Private job growth occurred across almost all industries this month. The biggest gains were in Professional and Business Services and the Leisure and Hospitality industries, which gained 2,000 jobs each. Manufacturing gained 1,600 jobs, and Education and Health Services gained 1,200 jobs. Gains of less than 1,000 jobs occurred in other sectors like Financial Activities. Meanwhile, comparatively small losses occurred in Construction, Information, and Mining and Logging industries, which all lost less than or equal to 300 jobs each. Kansas gained 500 government jobs last month, mainly at the local level.

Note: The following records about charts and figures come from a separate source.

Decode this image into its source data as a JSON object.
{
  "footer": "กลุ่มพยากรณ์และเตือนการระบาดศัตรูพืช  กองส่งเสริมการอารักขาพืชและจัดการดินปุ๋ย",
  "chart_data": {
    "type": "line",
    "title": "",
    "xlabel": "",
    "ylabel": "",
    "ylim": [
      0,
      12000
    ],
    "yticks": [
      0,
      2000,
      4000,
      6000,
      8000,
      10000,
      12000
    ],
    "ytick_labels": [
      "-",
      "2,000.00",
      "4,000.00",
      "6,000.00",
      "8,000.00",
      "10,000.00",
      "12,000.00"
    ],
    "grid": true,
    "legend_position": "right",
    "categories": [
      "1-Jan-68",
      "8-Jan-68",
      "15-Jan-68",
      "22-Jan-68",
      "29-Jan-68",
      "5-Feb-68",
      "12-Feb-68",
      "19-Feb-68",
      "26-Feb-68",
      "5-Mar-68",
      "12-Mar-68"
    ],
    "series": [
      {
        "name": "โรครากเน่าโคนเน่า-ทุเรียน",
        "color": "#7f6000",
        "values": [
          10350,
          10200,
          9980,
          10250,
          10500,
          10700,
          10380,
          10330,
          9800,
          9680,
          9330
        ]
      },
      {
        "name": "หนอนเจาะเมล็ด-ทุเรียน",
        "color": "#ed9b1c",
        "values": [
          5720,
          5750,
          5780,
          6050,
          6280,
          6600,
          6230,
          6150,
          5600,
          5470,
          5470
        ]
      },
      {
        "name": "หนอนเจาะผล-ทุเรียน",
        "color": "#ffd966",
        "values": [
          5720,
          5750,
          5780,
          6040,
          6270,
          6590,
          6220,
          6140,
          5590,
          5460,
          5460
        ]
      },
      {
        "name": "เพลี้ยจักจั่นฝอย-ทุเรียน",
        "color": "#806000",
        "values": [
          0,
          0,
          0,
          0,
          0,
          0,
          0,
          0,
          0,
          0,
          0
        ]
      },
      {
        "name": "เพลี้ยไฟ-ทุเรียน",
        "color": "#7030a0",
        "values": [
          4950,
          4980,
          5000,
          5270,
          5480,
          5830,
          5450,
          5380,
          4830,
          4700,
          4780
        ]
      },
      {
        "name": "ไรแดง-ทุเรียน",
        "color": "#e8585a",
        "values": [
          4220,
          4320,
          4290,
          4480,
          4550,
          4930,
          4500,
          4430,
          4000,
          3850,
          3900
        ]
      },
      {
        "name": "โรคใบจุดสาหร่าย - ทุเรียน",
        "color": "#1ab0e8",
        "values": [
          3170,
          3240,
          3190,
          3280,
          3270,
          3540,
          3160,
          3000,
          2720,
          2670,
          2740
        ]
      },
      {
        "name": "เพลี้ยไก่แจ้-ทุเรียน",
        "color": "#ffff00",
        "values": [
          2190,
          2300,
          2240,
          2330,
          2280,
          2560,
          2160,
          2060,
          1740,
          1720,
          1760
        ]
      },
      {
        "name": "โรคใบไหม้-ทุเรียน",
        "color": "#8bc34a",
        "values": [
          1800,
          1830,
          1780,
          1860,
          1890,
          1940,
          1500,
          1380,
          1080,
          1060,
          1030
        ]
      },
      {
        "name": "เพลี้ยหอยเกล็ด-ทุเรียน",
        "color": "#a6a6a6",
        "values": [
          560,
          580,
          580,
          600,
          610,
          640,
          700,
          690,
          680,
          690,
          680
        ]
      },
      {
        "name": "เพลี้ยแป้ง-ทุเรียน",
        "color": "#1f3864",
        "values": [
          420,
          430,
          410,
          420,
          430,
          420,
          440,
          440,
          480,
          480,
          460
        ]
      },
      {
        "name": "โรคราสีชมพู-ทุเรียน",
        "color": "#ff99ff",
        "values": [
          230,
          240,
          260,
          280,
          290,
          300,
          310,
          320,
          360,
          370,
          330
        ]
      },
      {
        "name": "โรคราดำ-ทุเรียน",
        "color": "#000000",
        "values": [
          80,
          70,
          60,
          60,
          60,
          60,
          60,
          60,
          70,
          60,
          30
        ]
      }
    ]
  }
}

The unemployment rate in Kansas went up to 2.8% – the highest it has been since December 2021. The labor force participation rate also declined to 66.0%, which is the lowest its ever been in the past decade. Last month, 2,249 employed people left employment, 1,861 were newly categorized as unemployed, and 388 people left the labor force entirely. The job gains themselves are good news but the fact that fewer people are participating in the labor market is not a good sign.

By comparison, the state that has recovered the most jobs as a percentage of its January 2020 levels is Utah, whose private-sector jobs numbers are 8.1% higher than its pre-pandemic levels this month. With a flat 4.95% Individual Income Tax Rate and an average combined state and local sales tax rate of 7.19%, the economy is a low burden on families and businesses while being fiscally responsible – especially during the COVID-19 pandemic. Utah was the first state to establish regulatory sandboxes: a unique opportunity for businesses to operate in conjunction with the government under low regulations. Thus far, businesses are innovating new ways to provide services like legal help at a lower cost.

Some lawmakers think costly megaprojects are the “spark” Kansas needs, but these projects have long shown to have a negligible effect on job growth at the cost of hundreds of millions of taxpayer dollars. What’s more, even if they are helpful in a certain area, the other areas of the state are left wanting and picking up the tax revenue slack. 2023 is an opportunity for tangible reform to promote broad-based growth – be it in regulations, tax reform, or elsewhere.